Gemelli: seminario sulla missione del chirurgo in contesti di guerra
Confrontarsi con emergenze umanitarie, operare in zone di conflitto e disagiate, è
una delle prove più difficili per un medico, in particolare per un chirurgo. Diventa
un dovere sapersi adattare a nuovi paradigmi e acquisire conoscenze e una formazione
adeguata a fronteggiare situazioni estreme. È da questa particolare visione della
missione del medico che nasce il seminario “Chirurgia di guerra e non: situazioni
estreme” promosso dalla Scuola di Specializzazione in Chirurgia Generale dell’Università
Cattolica, e svoltosi al Policlinico Gemelli di Roma.

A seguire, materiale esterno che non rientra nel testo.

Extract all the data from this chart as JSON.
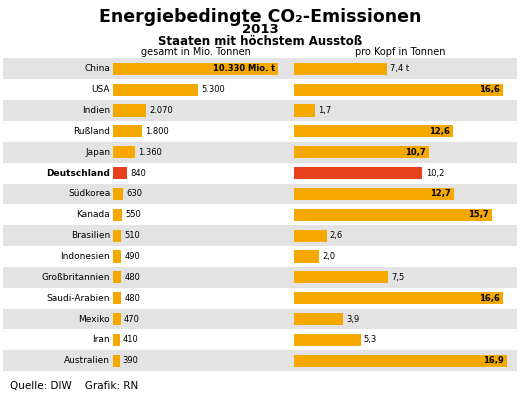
{
  "title_line1": "Energiebedingte CO₂-Emissionen",
  "title_line2": "2013",
  "title_line3": "Staaten mit höchstem Ausstoß",
  "col_header_left": "gesamt in Mio. Tonnen",
  "col_header_right": "pro Kopf in Tonnen",
  "footer": "Quelle: DIW    Grafik: RN",
  "countries": [
    "China",
    "USA",
    "Indien",
    "Rußland",
    "Japan",
    "Deutschland",
    "Südkorea",
    "Kanada",
    "Brasilien",
    "Indonesien",
    "Großbritannien",
    "Saudi-Arabien",
    "Mexiko",
    "Iran",
    "Australien"
  ],
  "total_values": [
    10330,
    5300,
    2070,
    1800,
    1360,
    840,
    630,
    550,
    510,
    490,
    480,
    480,
    470,
    410,
    390
  ],
  "total_labels": [
    "10.330 Mio. t",
    "5.300",
    "2.070",
    "1.800",
    "1.360",
    "840",
    "630",
    "550",
    "510",
    "490",
    "480",
    "480",
    "470",
    "410",
    "390"
  ],
  "percapita_values": [
    7.4,
    16.6,
    1.7,
    12.6,
    10.7,
    10.2,
    12.7,
    15.7,
    2.6,
    2.0,
    7.5,
    16.6,
    3.9,
    5.3,
    16.9
  ],
  "percapita_labels": [
    "7,4 t",
    "16,6",
    "1,7",
    "12,6",
    "10,7",
    "10,2",
    "12,7",
    "15,7",
    "2,6",
    "2,0",
    "7,5",
    "16,6",
    "3,9",
    "5,3",
    "16,9"
  ],
  "bold_country_index": 5,
  "deutschland_bar_color": "#e8401c",
  "default_bar_color": "#f5a800",
  "bg_color_odd": "#e3e3e3",
  "bg_color_even": "#ffffff",
  "fig_bg": "#ffffff",
  "max_total": 10330,
  "max_percapita": 16.9,
  "total_label_inside_threshold": 0.85,
  "percapita_label_inside_threshold": 0.62,
  "percapita_bold_inside": [
    1,
    7,
    11,
    14
  ]
}
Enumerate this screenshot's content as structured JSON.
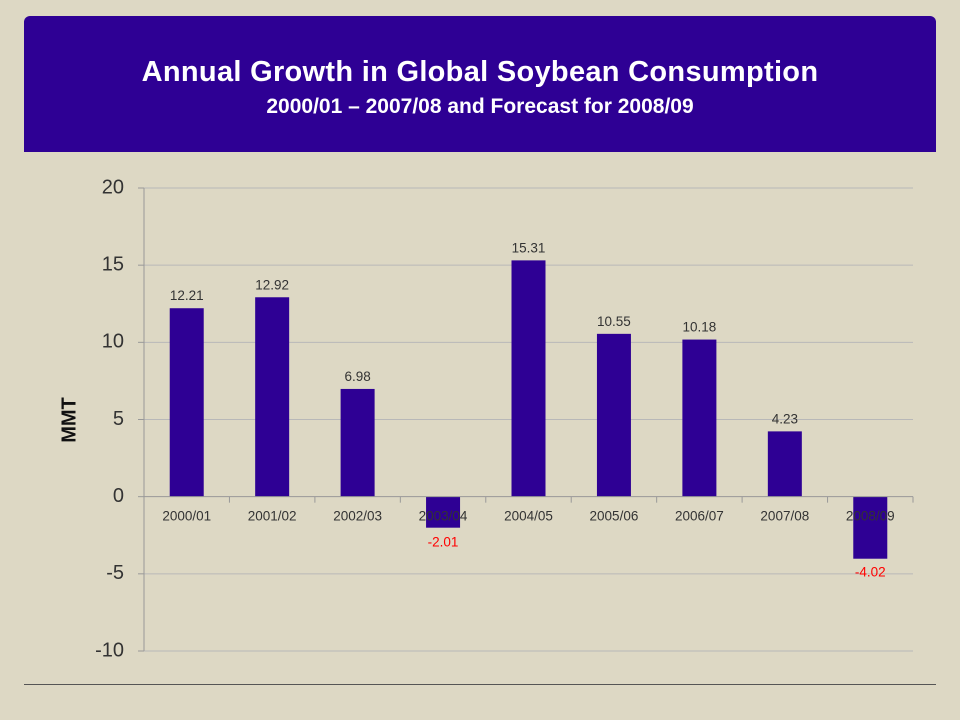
{
  "chart_data": {
    "type": "bar",
    "title": "Annual Growth in Global Soybean Consumption",
    "subtitle": "2000/01 – 2007/08 and Forecast for 2008/09",
    "xlabel": "",
    "ylabel": "MMT",
    "ylim": [
      -10,
      20
    ],
    "yticks": [
      20,
      15,
      10,
      5,
      0,
      -5,
      -10
    ],
    "grid": true,
    "categories": [
      "2000/01",
      "2001/02",
      "2002/03",
      "2003/04",
      "2004/05",
      "2005/06",
      "2006/07",
      "2007/08",
      "2008/09"
    ],
    "values": [
      12.21,
      12.92,
      6.98,
      -2.01,
      15.31,
      10.55,
      10.18,
      4.23,
      -4.02
    ],
    "data_labels": [
      "12.21",
      "12.92",
      "6.98",
      "-2.01",
      "15.31",
      "10.55",
      "10.18",
      "4.23",
      "-4.02"
    ],
    "colors": {
      "bar": "#2e0094",
      "positive_label": "#333333",
      "negative_label": "#ff0000",
      "grid": "#b8b8b8",
      "header_bg": "#2e0094"
    }
  }
}
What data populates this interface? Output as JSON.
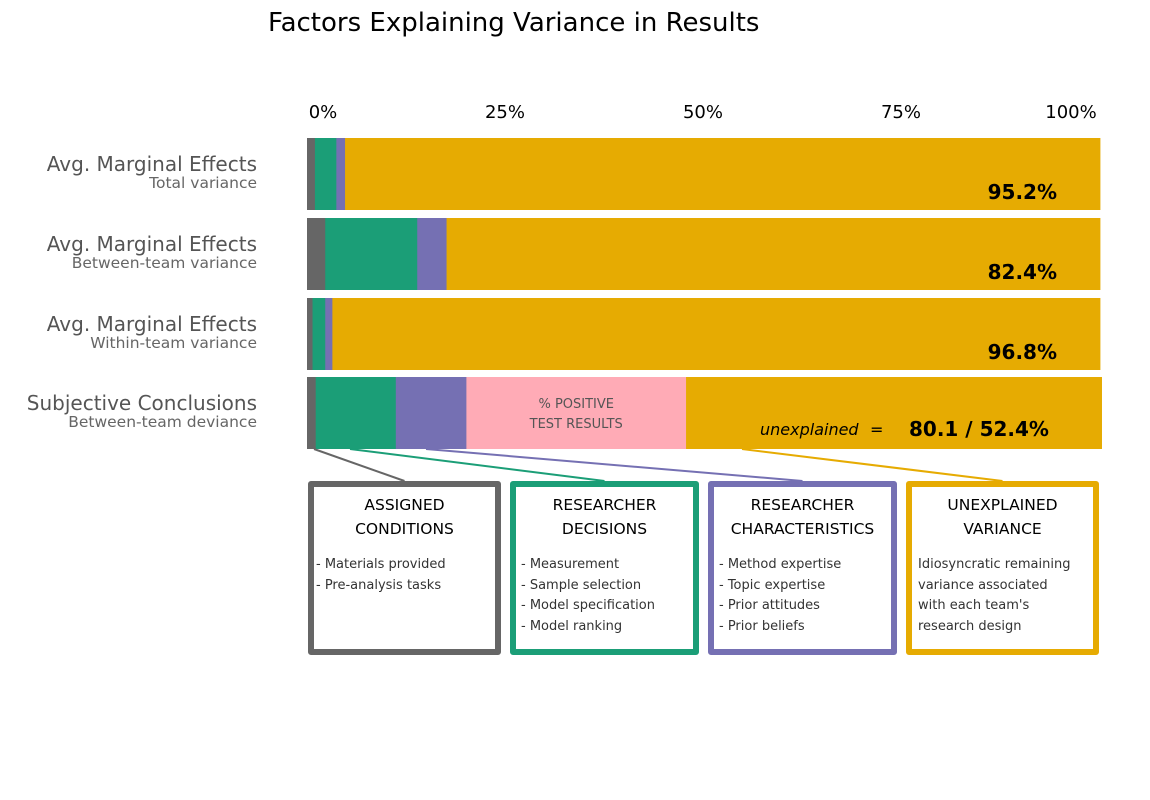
{
  "chart_data": {
    "type": "bar",
    "orientation": "horizontal-stacked-100",
    "title": "Factors Explaining Variance in Results",
    "x_ticks": [
      "0%",
      "25%",
      "50%",
      "75%",
      "100%"
    ],
    "xlim": [
      0,
      100
    ],
    "segment_order": [
      "assigned",
      "decisions",
      "characteristics",
      "positive_test",
      "unexplained"
    ],
    "colors": {
      "assigned": "#666666",
      "decisions": "#1b9e77",
      "characteristics": "#7570b3",
      "positive_test": "#ffabb6",
      "unexplained": "#e6ab02"
    },
    "rows": [
      {
        "label": "Avg. Marginal Effects",
        "sublabel": "Total variance",
        "values": {
          "assigned": 1.0,
          "decisions": 2.7,
          "characteristics": 1.1,
          "positive_test": 0,
          "unexplained": 95.2
        },
        "pct_label": "95.2%"
      },
      {
        "label": "Avg. Marginal Effects",
        "sublabel": "Between-team variance",
        "values": {
          "assigned": 2.3,
          "decisions": 11.6,
          "characteristics": 3.7,
          "positive_test": 0,
          "unexplained": 82.4
        },
        "pct_label": "82.4%"
      },
      {
        "label": "Avg. Marginal Effects",
        "sublabel": "Within-team variance",
        "values": {
          "assigned": 0.7,
          "decisions": 1.6,
          "characteristics": 0.9,
          "positive_test": 0,
          "unexplained": 96.8
        },
        "pct_label": "96.8%"
      },
      {
        "label": "Subjective Conclusions",
        "sublabel": "Between-team deviance",
        "values": {
          "assigned": 1.1,
          "decisions": 10.1,
          "characteristics": 8.9,
          "positive_test": 27.7,
          "unexplained": 52.4
        },
        "pct_label": "80.1 / 52.4%",
        "pct_prefix": "unexplained",
        "pct_prefix_eq": "=",
        "segment_labels": {
          "positive_test": [
            "% POSITIVE",
            "TEST RESULTS"
          ]
        }
      }
    ]
  },
  "legend": [
    {
      "key": "assigned",
      "title": [
        "ASSIGNED",
        "CONDITIONS"
      ],
      "items": [
        "- Materials provided",
        "- Pre-analysis tasks"
      ]
    },
    {
      "key": "decisions",
      "title": [
        "RESEARCHER",
        "DECISIONS"
      ],
      "items": [
        "- Measurement",
        "- Sample selection",
        "- Model specification",
        "- Model ranking"
      ]
    },
    {
      "key": "characteristics",
      "title": [
        "RESEARCHER",
        "CHARACTERISTICS"
      ],
      "items": [
        "- Method expertise",
        "- Topic expertise",
        "- Prior attitudes",
        "- Prior beliefs"
      ]
    },
    {
      "key": "unexplained",
      "title": [
        "UNEXPLAINED",
        "VARIANCE"
      ],
      "text": [
        "Idiosyncratic remaining",
        "variance associated",
        "with each team's",
        "research design"
      ]
    }
  ]
}
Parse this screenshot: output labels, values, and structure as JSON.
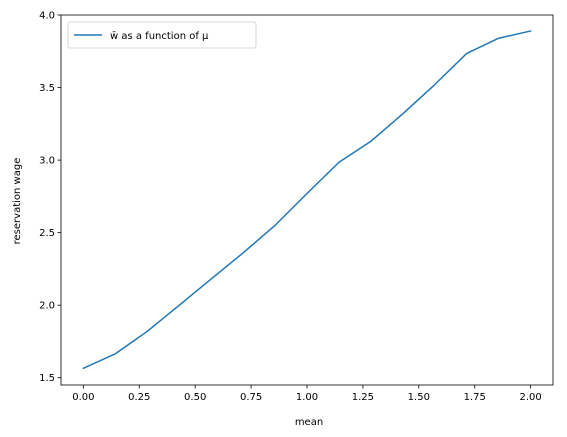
{
  "chart_data": {
    "type": "line",
    "title": "",
    "xlabel": "mean",
    "ylabel": "reservation wage",
    "xlim": [
      -0.1,
      2.1
    ],
    "ylim": [
      1.45,
      4.0
    ],
    "xticks": [
      0.0,
      0.25,
      0.5,
      0.75,
      1.0,
      1.25,
      1.5,
      1.75,
      2.0
    ],
    "xtick_labels": [
      "0.00",
      "0.25",
      "0.50",
      "0.75",
      "1.00",
      "1.25",
      "1.50",
      "1.75",
      "2.00"
    ],
    "yticks": [
      1.5,
      2.0,
      2.5,
      3.0,
      3.5,
      4.0
    ],
    "ytick_labels": [
      "1.5",
      "2.0",
      "2.5",
      "3.0",
      "3.5",
      "4.0"
    ],
    "grid": false,
    "legend_position": "upper-left",
    "series": [
      {
        "name": "w̄ as a function of μ",
        "color": "#1f77b4",
        "x": [
          0.0,
          0.143,
          0.286,
          0.429,
          0.571,
          0.714,
          0.857,
          1.0,
          1.143,
          1.286,
          1.429,
          1.571,
          1.714,
          1.857,
          2.0
        ],
        "y": [
          1.565,
          1.665,
          1.82,
          2.0,
          2.18,
          2.36,
          2.55,
          2.77,
          2.985,
          3.13,
          3.32,
          3.52,
          3.735,
          3.84,
          3.89
        ]
      }
    ]
  }
}
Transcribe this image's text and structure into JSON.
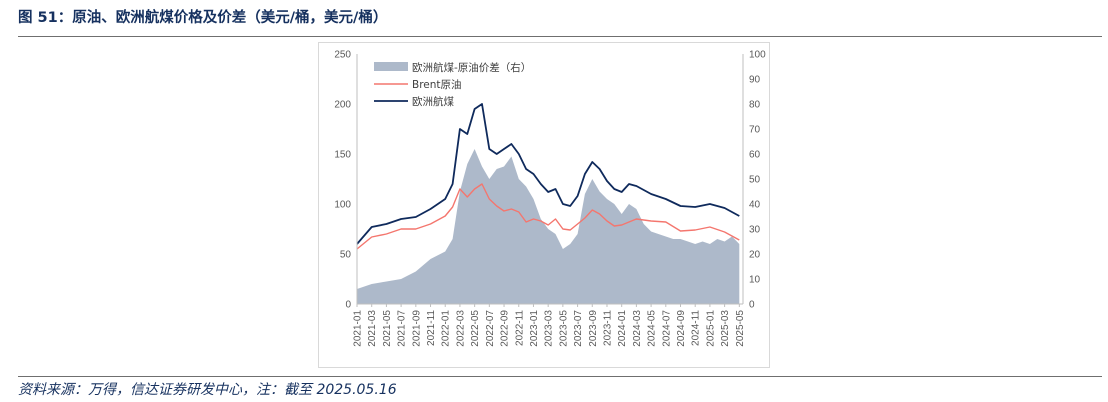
{
  "figure": {
    "title": "图 51：原油、欧洲航煤价格及价差（美元/桶，美元/桶）",
    "source": "资料来源：万得，信达证券研发中心，注：截至 2025.05.16"
  },
  "chart_data": {
    "type": "line",
    "title": "",
    "xlabel": "",
    "ylabel": "",
    "x_ticks": [
      "2021-01",
      "2021-03",
      "2021-05",
      "2021-07",
      "2021-09",
      "2021-11",
      "2022-01",
      "2022-03",
      "2022-05",
      "2022-07",
      "2022-09",
      "2022-11",
      "2023-01",
      "2023-03",
      "2023-05",
      "2023-07",
      "2023-09",
      "2023-11",
      "2024-01",
      "2024-03",
      "2024-05",
      "2024-07",
      "2024-09",
      "2024-11",
      "2025-01",
      "2025-03",
      "2025-05"
    ],
    "y_left": {
      "ylim": [
        0,
        250
      ],
      "ticks": [
        0,
        50,
        100,
        150,
        200,
        250
      ]
    },
    "y_right": {
      "ylim": [
        0,
        100
      ],
      "ticks": [
        0,
        10,
        20,
        30,
        40,
        50,
        60,
        70,
        80,
        90,
        100
      ]
    },
    "legend_placement": "top-left",
    "series": [
      {
        "name": "欧洲航煤-原油价差（右）",
        "kind": "area",
        "axis": "right",
        "color": "#adb9ca",
        "x": [
          "2021-01",
          "2021-03",
          "2021-05",
          "2021-07",
          "2021-09",
          "2021-11",
          "2022-01",
          "2022-02",
          "2022-03",
          "2022-04",
          "2022-05",
          "2022-06",
          "2022-07",
          "2022-08",
          "2022-09",
          "2022-10",
          "2022-11",
          "2022-12",
          "2023-01",
          "2023-02",
          "2023-03",
          "2023-04",
          "2023-05",
          "2023-06",
          "2023-07",
          "2023-08",
          "2023-09",
          "2023-10",
          "2023-11",
          "2023-12",
          "2024-01",
          "2024-02",
          "2024-03",
          "2024-04",
          "2024-05",
          "2024-06",
          "2024-07",
          "2024-08",
          "2024-09",
          "2024-10",
          "2024-11",
          "2024-12",
          "2025-01",
          "2025-02",
          "2025-03",
          "2025-04",
          "2025-05"
        ],
        "values": [
          6,
          8,
          9,
          10,
          13,
          18,
          21,
          26,
          45,
          56,
          62,
          55,
          50,
          54,
          55,
          59,
          50,
          47,
          42,
          34,
          30,
          28,
          22,
          24,
          28,
          44,
          50,
          45,
          42,
          40,
          36,
          40,
          38,
          32,
          29,
          28,
          27,
          26,
          26,
          25,
          24,
          25,
          24,
          26,
          25,
          27,
          24
        ]
      },
      {
        "name": "Brent原油",
        "kind": "line",
        "axis": "left",
        "color": "#f4766e",
        "x": [
          "2021-01",
          "2021-03",
          "2021-05",
          "2021-07",
          "2021-09",
          "2021-11",
          "2022-01",
          "2022-02",
          "2022-03",
          "2022-04",
          "2022-05",
          "2022-06",
          "2022-07",
          "2022-08",
          "2022-09",
          "2022-10",
          "2022-11",
          "2022-12",
          "2023-01",
          "2023-02",
          "2023-03",
          "2023-04",
          "2023-05",
          "2023-06",
          "2023-07",
          "2023-08",
          "2023-09",
          "2023-10",
          "2023-11",
          "2023-12",
          "2024-01",
          "2024-02",
          "2024-03",
          "2024-05",
          "2024-07",
          "2024-09",
          "2024-11",
          "2025-01",
          "2025-03",
          "2025-05"
        ],
        "values": [
          55,
          67,
          70,
          75,
          75,
          80,
          88,
          97,
          115,
          107,
          115,
          120,
          105,
          98,
          93,
          95,
          92,
          82,
          85,
          83,
          79,
          85,
          75,
          74,
          80,
          86,
          94,
          90,
          83,
          78,
          79,
          82,
          85,
          83,
          82,
          73,
          74,
          77,
          72,
          64
        ]
      },
      {
        "name": "欧洲航煤",
        "kind": "line",
        "axis": "left",
        "color": "#0f2a5c",
        "x": [
          "2021-01",
          "2021-03",
          "2021-05",
          "2021-07",
          "2021-09",
          "2021-11",
          "2022-01",
          "2022-02",
          "2022-03",
          "2022-04",
          "2022-05",
          "2022-06",
          "2022-07",
          "2022-08",
          "2022-09",
          "2022-10",
          "2022-11",
          "2022-12",
          "2023-01",
          "2023-02",
          "2023-03",
          "2023-04",
          "2023-05",
          "2023-06",
          "2023-07",
          "2023-08",
          "2023-09",
          "2023-10",
          "2023-11",
          "2023-12",
          "2024-01",
          "2024-02",
          "2024-03",
          "2024-05",
          "2024-07",
          "2024-09",
          "2024-11",
          "2025-01",
          "2025-03",
          "2025-05"
        ],
        "values": [
          60,
          77,
          80,
          85,
          87,
          95,
          105,
          120,
          175,
          170,
          195,
          200,
          155,
          150,
          155,
          160,
          150,
          135,
          130,
          120,
          112,
          115,
          100,
          98,
          108,
          130,
          142,
          135,
          123,
          115,
          112,
          120,
          118,
          110,
          105,
          98,
          97,
          100,
          96,
          88
        ]
      }
    ]
  }
}
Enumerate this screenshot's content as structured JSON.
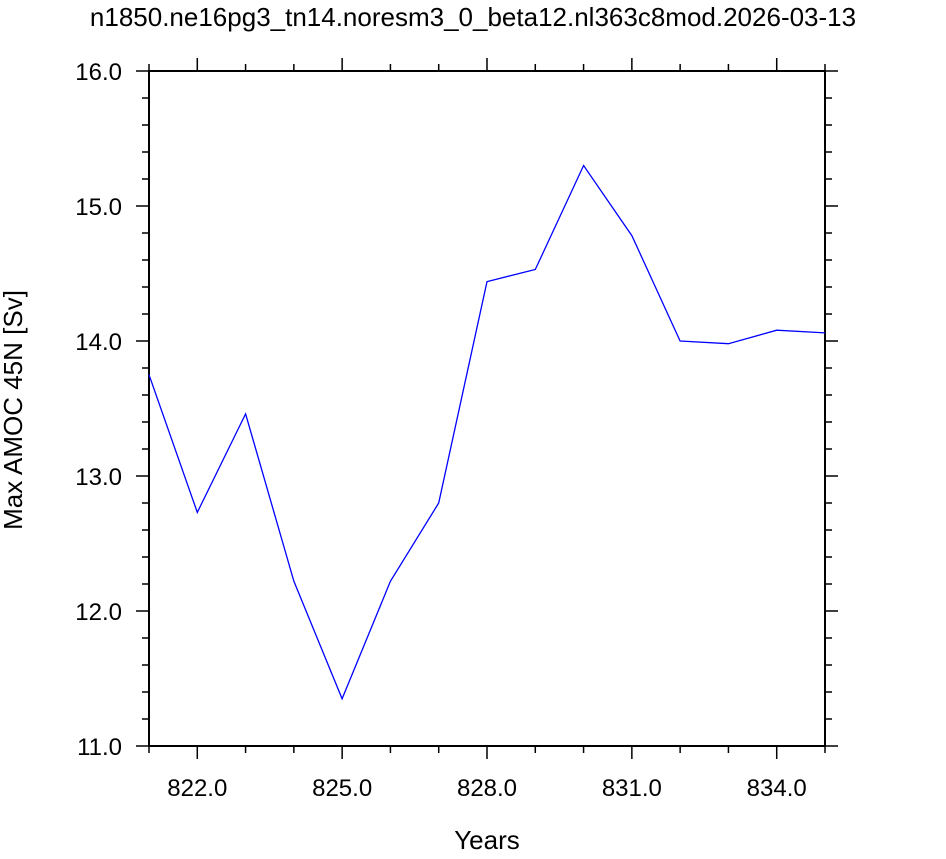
{
  "chart_data": {
    "type": "line",
    "title": "n1850.ne16pg3_tn14.noresm3_0_beta12.nl363c8mod.2026-03-13",
    "xlabel": "Years",
    "ylabel": "Max AMOC 45N [Sv]",
    "xlim": [
      821,
      835
    ],
    "ylim": [
      11.0,
      16.0
    ],
    "x_ticks": [
      "822.0",
      "825.0",
      "828.0",
      "831.0",
      "834.0"
    ],
    "y_ticks": [
      "11.0",
      "12.0",
      "13.0",
      "14.0",
      "15.0",
      "16.0"
    ],
    "grid": false,
    "color": "#0000ff",
    "x": [
      821,
      822,
      823,
      824,
      825,
      826,
      827,
      828,
      829,
      830,
      831,
      832,
      833,
      834,
      835
    ],
    "y": [
      13.75,
      12.73,
      13.46,
      12.22,
      11.35,
      12.22,
      12.8,
      14.44,
      14.53,
      15.3,
      14.78,
      14.0,
      13.98,
      14.08,
      14.06
    ]
  }
}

A portare la sua testimonianza
Mauro Della Torre, chirurgo della Croce Rossa Internazionale di Ginevra, da
anni impegnato su vari scenari di tensione. Salvatore Sabatino gli ha chiesto
cosa spinga un chirurgo a fare una scelta così estrema:
R. – Sono scelte
importanti. Sono scelte caratterizzate da situazioni in cui la chirurgia, lo stato
di lavoro in Italia – o perlomeno nei nostri ospedali – ci porta a cambiare, per diversi
motivi. Prima di tutto, c’è un’etica personale, un’etica professionale. Quando ci
si rende conto, alla fine della giornata, che con i soldi che si spendono per un giorno
di ospedalizzazione per un paziente in Italia si possono curare per mesi pazienti
in situazioni estreme in condizioni con risorse limitate. Quindi, in linea di massima
è un approccio sostanzialmente personale, non clinico-professionale.
D. – Si
opera senza tecnologia, nella maggior parte dei casi, in emergenza, in scenari che
sono pericolosi: insomma, una scelta coraggiosa...
R. – Si vuole riuscire a
garantire un minimo di supporto sanitario a persone che non hanno niente, e generalmente
– come Croce Rossa internazionale – lavoriamo in scenari di guerra, per cui le risorse
sono limitate, i livelli di sicurezza sono molto bassi. Però, alla fine della giornata
ci ricrediamo sempre di quello che facciamo guardando in faccia questi pazienti che
altrimenti avrebbero un destino diverso.
D. – Lei ha operato in Palestina,
in Uganda, in Etiopia, in Sudan: tutte situazioni estreme. Cosa le è rimasto impresso
nella mente, di quelle esperienze?
R. – I ricordi sono molteplici, ognuno ha
un evento caratteristico. Molte volte, purtroppo, rimangono degli incubi che in qualche
modo vengono alleggeriti dal sorriso di un bambino o da un risultato positivo. Non
ci pensiamo perché sostanzialmente siamo dei professionisti e come tali dobbiamo agire;
molte volte siamo freddi al momento dell’intervento, dell’azione chirurgica. Il problema
nasce con i ricordi, nei mesi successivi, magari guardando delle fotografie. Lì, probabilmente,
può esserci un momento di caduta e di ripensamento, ma dura molto poco.
D.
– Cosa direbbe ad un giovane chirurgo che vuole intraprendere questa strada?
R.
– Ma questa è una passione … non dico innata, però non dev’essere spinta; dev’essere
qualcosa di interiore che deve nascere. E’ una chirurgia difficile, perché non siamo
specialisti: siamo "un chirurgo che deve saper lavorare per 20 chirurghi". Io dico
di coltivare un po’ la passione, di coltivare uno spirito – tra l’altro – umanitario,
perché non ci fermiamo solamente all’atto chirurgico o clinico: poi c’è qualcosa che
va oltre: è la solidarietà con queste persone. Quindi, è molto complesso.